Gitarrist Mark Protze hofft auf baldige Auftritte „Ich habe in der Krise noch Glück“

Eine gefühlte Ewigkeit trat Mark Protze nicht mehr auf, der dennoch kein Lamento anstimmt. Foto: Mangold

Neu-Isenburg – Kaum jemand kämpft mit den wirtschaftlichen Folgen der Pandemie so heftig wie die Bühnenkünstler. Statt Applaus herrscht ewig andauernde Tristesse. Dem Neu-Isenburger Rockgitarristen Mark Protze gingen Dutzende Konzerte flöten, dennoch betont er „anderen geht es viel schlimmer als mir“. Der 45-Jähre hofft, dieses Jahr doch noch live vor Publikum in die Saiten zu greifen.

Nein, er könne aus dem Stegreif nicht sagen, wie viele Konzerte und Auftritte ihm durch die Maßnahmen gegen die Verbreitung der Pandemie seit März 2020 durch die Lappen gingen, „allein 40 Konzerte dürften es wohl sein“. Exemplarisch ist der Moment, den Protze im November erlebte. Eigentlich sollte der Mann wie im Jahr zuvor mit seiner E-Gitarre jeweils die abendliche Ouvertüre einer Partywoche auf der kanarischen Insel Fuerteventura geben. Mit seiner Frau Usch Köbe, deren Nachname mittlerweile durch die Heirat im Personalausweis Mark Protzes steht, hatten sich er und die Gattin nach geltender Vorschrift auf dem Flughafen für insgesamt 280 Euro testen lassen, um anschließend in die Maschine zu dürfen.
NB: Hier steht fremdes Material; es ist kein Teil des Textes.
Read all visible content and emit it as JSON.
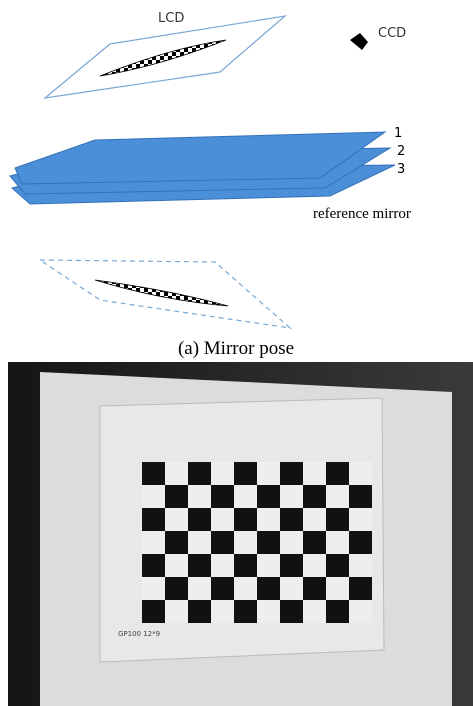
{
  "figure": {
    "labels": {
      "lcd": "LCD",
      "ccd": "CCD",
      "mirror_1": "1",
      "mirror_2": "2",
      "mirror_3": "3",
      "reference": "reference mirror"
    },
    "caption": "(a) Mirror pose",
    "photo_label": "GP100 12*9"
  }
}
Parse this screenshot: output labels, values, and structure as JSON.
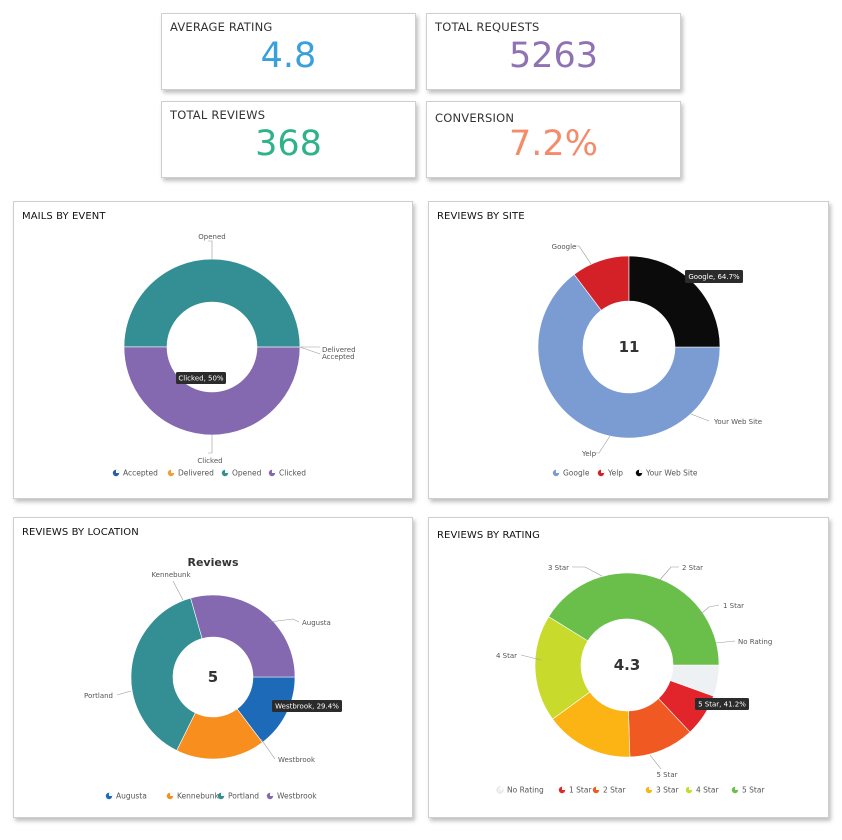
{
  "stats": {
    "avg_rating": {
      "label": "AVERAGE RATING",
      "value": "4.8",
      "color": "#3aa0dc"
    },
    "total_requests": {
      "label": "TOTAL REQUESTS",
      "value": "5263",
      "color": "#8f72b4"
    },
    "total_reviews": {
      "label": "TOTAL REVIEWS",
      "value": "368",
      "color": "#2db28a"
    },
    "conversion": {
      "label": "CONVERSION",
      "value": "7.2%",
      "color": "#f48c6c"
    }
  },
  "chart_data": [
    {
      "id": "mails",
      "type": "pie",
      "title": "MAILS BY EVENT",
      "categories": [
        "Accepted",
        "Delivered",
        "Opened",
        "Clicked"
      ],
      "values": [
        0.01,
        0.01,
        50,
        50
      ],
      "colors": [
        "#2a5caa",
        "#f0a030",
        "#338f94",
        "#8468b0"
      ],
      "legend": [
        "Accepted",
        "Delivered",
        "Opened",
        "Clicked"
      ],
      "tooltip": "Clicked, 50%",
      "center_text": "",
      "legend_position": "bottom"
    },
    {
      "id": "site",
      "type": "pie",
      "title": "REVIEWS BY SITE",
      "categories": [
        "Google",
        "Yelp",
        "Your Web Site"
      ],
      "values": [
        64.7,
        10.3,
        25.0
      ],
      "colors": [
        "#7a9cd3",
        "#d42127",
        "#0b0b0b"
      ],
      "legend": [
        "Google",
        "Yelp",
        "Your Web Site"
      ],
      "tooltip": "Google, 64.7%",
      "center_text": "11",
      "legend_position": "bottom"
    },
    {
      "id": "location",
      "type": "pie",
      "title": "REVIEWS BY LOCATION",
      "subtitle": "Reviews",
      "categories": [
        "Augusta",
        "Kennebunk",
        "Portland",
        "Westbrook"
      ],
      "values": [
        14.7,
        17.6,
        38.3,
        29.4
      ],
      "colors": [
        "#1d6ab8",
        "#f78e1e",
        "#338f94",
        "#8468b0"
      ],
      "legend": [
        "Augusta",
        "Kennebunk",
        "Portland",
        "Westbrook"
      ],
      "tooltip": "Westbrook, 29.4%",
      "center_text": "5",
      "legend_position": "bottom"
    },
    {
      "id": "rating",
      "type": "pie",
      "title": "REVIEWS BY RATING",
      "categories": [
        "No Rating",
        "1 Star",
        "2 Star",
        "3 Star",
        "4 Star",
        "5 Star"
      ],
      "values": [
        5.5,
        7.5,
        11.5,
        15.5,
        18.8,
        41.2
      ],
      "colors": [
        "#edf1f4",
        "#e2242b",
        "#f05a22",
        "#fcb414",
        "#c8da2c",
        "#6abf4b"
      ],
      "legend": [
        "No Rating",
        "1 Star",
        "2 Star",
        "3 Star",
        "4 Star",
        "5 Star"
      ],
      "tooltip": "5 Star, 41.2%",
      "center_text": "4.3",
      "legend_position": "bottom"
    }
  ]
}
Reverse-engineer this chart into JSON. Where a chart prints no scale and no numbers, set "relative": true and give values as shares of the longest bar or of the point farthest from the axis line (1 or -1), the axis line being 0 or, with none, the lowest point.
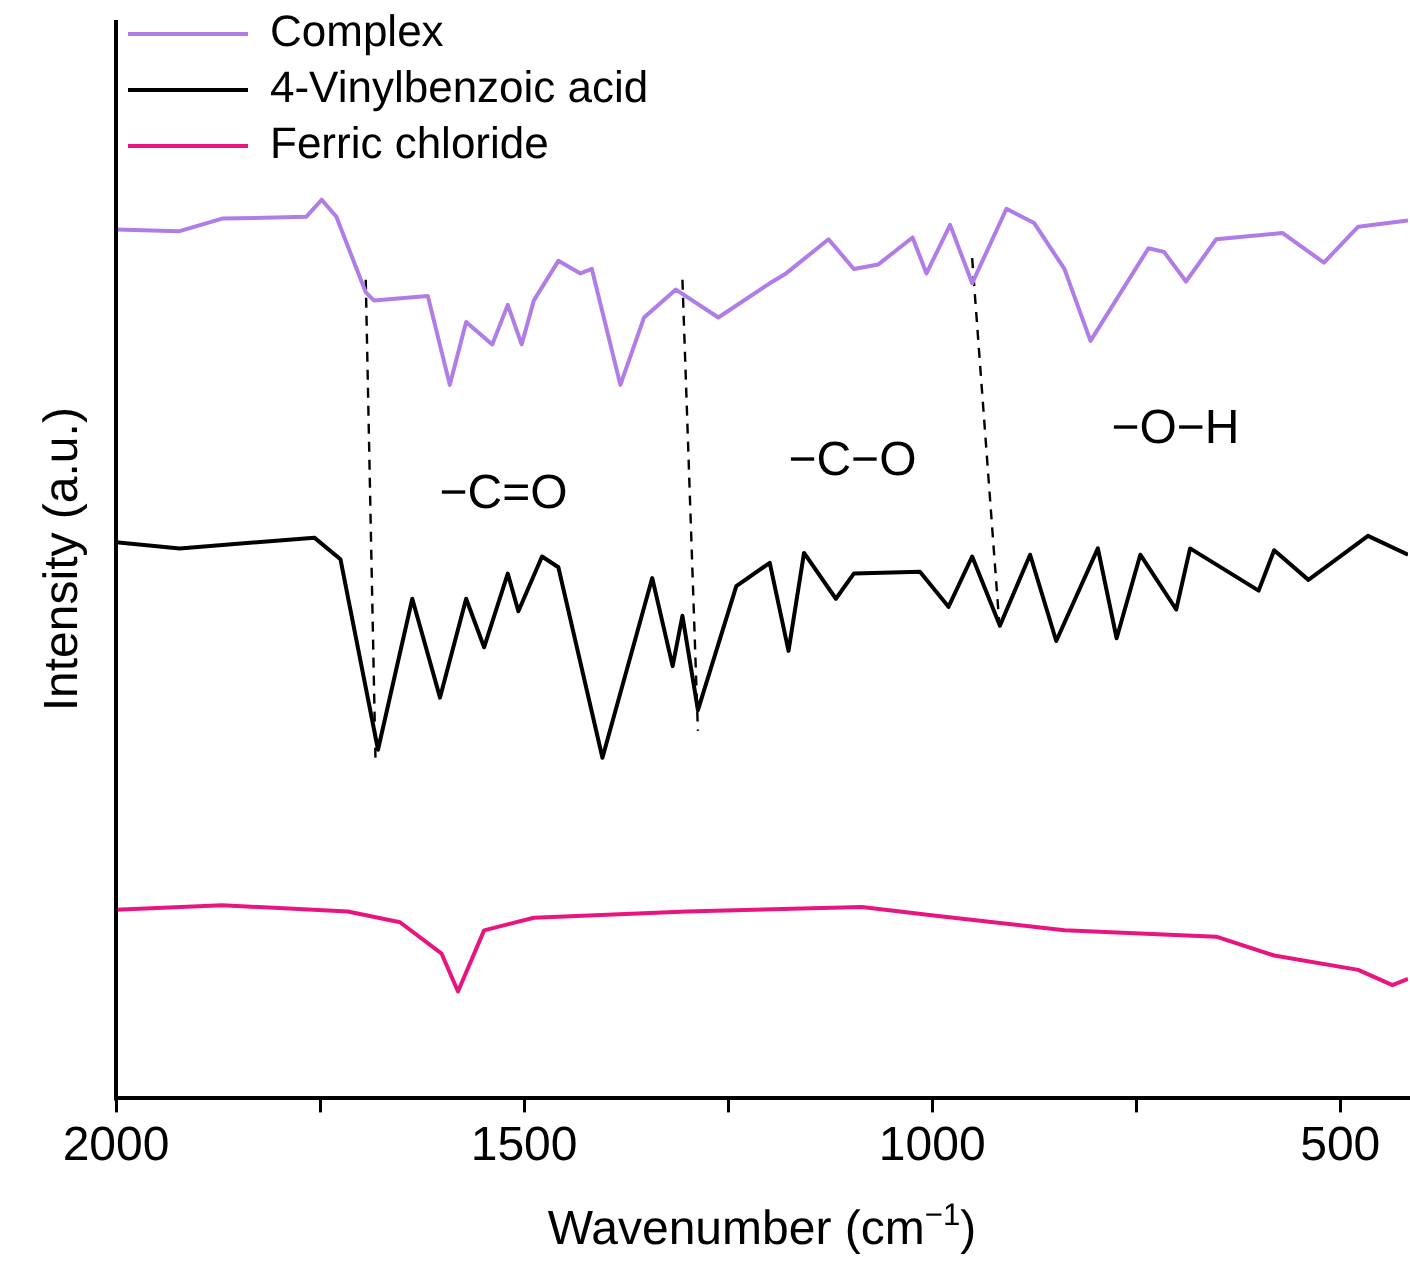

Kurz vorher klingelte Protzes Telefon. Der Veranstalter sprach am anderen Ende, „sorry, Mark, die Show fällt aus“. Das letzte Freiluftkonzert spielte Protze mit der Band „Ryffhuntr“ unter tristen Verhältnissen im Autokino Gravenbruch, wohin die Stadt wegen der Pandemie das Open-Doors-Festival verlegen musste. So richtig nahm das Publikum den alternative Platz nicht an, „sicher auch, weil die Leute nicht für etwas bezahlen wollen, was sie bis dahin kostenlos bekommen haben“. An der Akustik-Gitarre spielte der außergewöhnlich virtuose Instrumentalist ansonsten mit dem Rock-Duo „Taste Of Glory“ bei dem Benefizkonzert „Stream Gig Dieburg“; nicht vor Menschen vor der Bühne, sondern online. Dennoch kamen für die Reha einer schwer verunfallten Jugendlichen über 10.000 Euro zusammen.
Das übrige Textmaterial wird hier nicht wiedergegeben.